As the Republican party prepares for the 2024 election, fresh faces join the presidential candidate pool, defying former President Trump’s looming influence. 

New Faces in Republican Party

Just before the news bomb of Trump being charged with multiple felonies,  a week like no other brought three fresh faces into the GOP presidential conversation.

All three were current or former governors, and despite their slim chances of winning the presidency, their entry stirred the pot in the overall race.

The group included Mike Pence, Trump’s former vice president, and an ex-governor of Indiana.
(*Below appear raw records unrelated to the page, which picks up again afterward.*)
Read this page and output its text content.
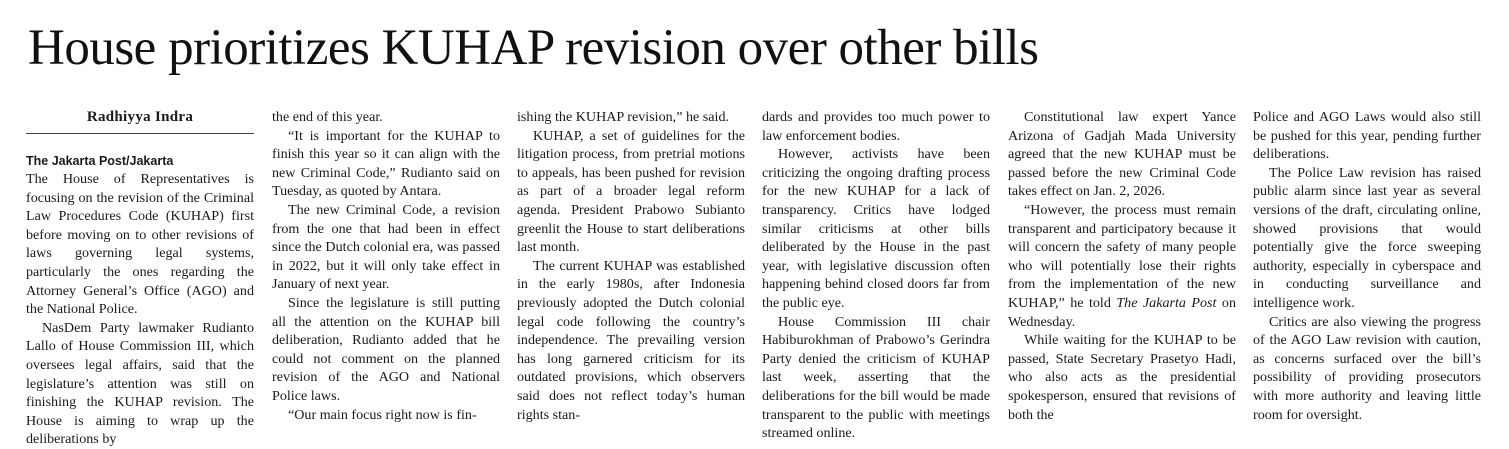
House prioritizes KUHAP revision over other bills
Radhiyya Indra
The Jakarta Post/Jakarta

The House of Representatives is focusing on the revision of the Criminal Law Procedures Code (KUHAP) first before moving on to other revisions of laws governing legal systems, particularly the ones regarding the Attorney General’s Office (AGO) and the National Police.

NasDem Party lawmaker Rudianto Lallo of House Commission III, which oversees legal affairs, said that the legislature’s attention was still on finishing the KUHAP revision. The House is aiming to wrap up the deliberations by

the end of this year.

“It is important for the KUHAP to finish this year so it can align with the new Criminal Code,” Rudianto said on Tuesday, as quoted by Antara.

The new Criminal Code, a revision from the one that had been in effect since the Dutch colonial era, was passed in 2022, but it will only take effect in January of next year.

Since the legislature is still putting all the attention on the KUHAP bill deliberation, Rudianto added that he could not comment on the planned revision of the AGO and National Police laws.

“Our main focus right now is fin-

ishing the KUHAP revision,” he said.

KUHAP, a set of guidelines for the litigation process, from pretrial motions to appeals, has been pushed for revision as part of a broader legal reform agenda. President Prabowo Subianto greenlit the House to start deliberations last month.

The current KUHAP was established in the early 1980s, after Indonesia previously adopted the Dutch colonial legal code following the country’s independence. The prevailing version has long garnered criticism for its outdated provisions, which observers said does not reflect today’s human rights stan-

dards and provides too much power to law enforcement bodies.

However, activists have been criticizing the ongoing drafting process for the new KUHAP for a lack of transparency. Critics have lodged similar criticisms at other bills deliberated by the House in the past year, with legislative discussion often happening behind closed doors far from the public eye.

House Commission III chair Habiburokhman of Prabowo’s Gerindra Party denied the criticism of KUHAP last week, asserting that the deliberations for the bill would be made transparent to the public with meetings streamed online.

Constitutional law expert Yance Arizona of Gadjah Mada University agreed that the new KUHAP must be passed before the new Criminal Code takes effect on Jan. 2, 2026.

“However, the process must remain transparent and participatory because it will concern the safety of many people who will potentially lose their rights from the implementation of the new KUHAP,” he told The Jakarta Post on Wednesday.

While waiting for the KUHAP to be passed, State Secretary Prasetyo Hadi, who also acts as the presidential spokesperson, ensured that revisions of both the

Police and AGO Laws would also still be pushed for this year, pending further deliberations.

The Police Law revision has raised public alarm since last year as several versions of the draft, circulating online, showed provisions that would potentially give the force sweeping authority, especially in cyberspace and in conducting surveillance and intelligence work.

Critics are also viewing the progress of the AGO Law revision with caution, as concerns surfaced over the bill’s possibility of providing prosecutors with more authority and leaving little room for oversight.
He has near-universal recognition and some support in the polls among Republican voters.

Pence had a solid following among white evangelicals, whom he’d rallied for Trump in 2016.

However, after the Jan. 6 insurrection, he distanced himself from Trump and expressed his belief that Trump was unfit for office, making him a pariah in Trump’s GOP.

New Entrants Distance Themselves from Trump

Also joining the battlefield was ex-New Jersey Gov. Chris Christie, a past adversary from 2016.

Christie had spearheaded Trump’s transition team but was snubbed when it came to a role in the Trump administration.

Despite returning to support Trump’s re-election bid, he followed Pence’s lead and bailed after Jan. 6.

North Dakota’s governor, high-tech billionaire Doug Burgum, was the last new face of the week.

Interestingly, all three announcements coincided with the week of Trump’s indictment, which may have been more than just a coincidence. This group of candidates seemed ready to move beyond Trump’s shadow.

Possibilities for Trump’s Running Mate

The recent entrants varied significantly from the other Republicans challenging Trump in 2024. None seemed likely to serve as Trump’s running mate.

Pence had already earned Trump’s disdain, Christie’s relationship with Trump was complicated at best, and Burgum’s appeal to the Dakotas and white male entrepreneurs in their 60s was probably unnecessary for Trump.

However, several of the earlier announced candidates might have been potential prospects for Trump’s vice-president position.

Sen. Tim Scott of South Carolina, and the woman who first appointed him to his role, former Gov. Nikki Haley, might be viable choices.

Florida Gov. Ron DeSantis, Trump’s distant runner-up in the polls, could also be a contender, especially in a unity ticket scenario.

Expansion of the GOP Candidate Pool

These three newcomers made a total of six current or former governors vying for the GOP presidential nod. Additionally, at least four other current or former governors had been mentioned, but they all remained on the sidelines.

Still, things might change if Trump were to lose his appeal in the upcoming legal battles.

If this occurred, a host of Republican senators might reconsider their 2024 plans. Senators such as Ted Cruz, Lindsey Graham, Tom Cotton, and Josh Hawley could all be potential runners.

Until then, Trump’s towering presence in the polls continued to stunt the growth of the Republican field.

As news of his latest indictment broke, Trump led the pack with over 50% support among Republicans, while his nearest competitor, DeSantis, lagged significantly behind.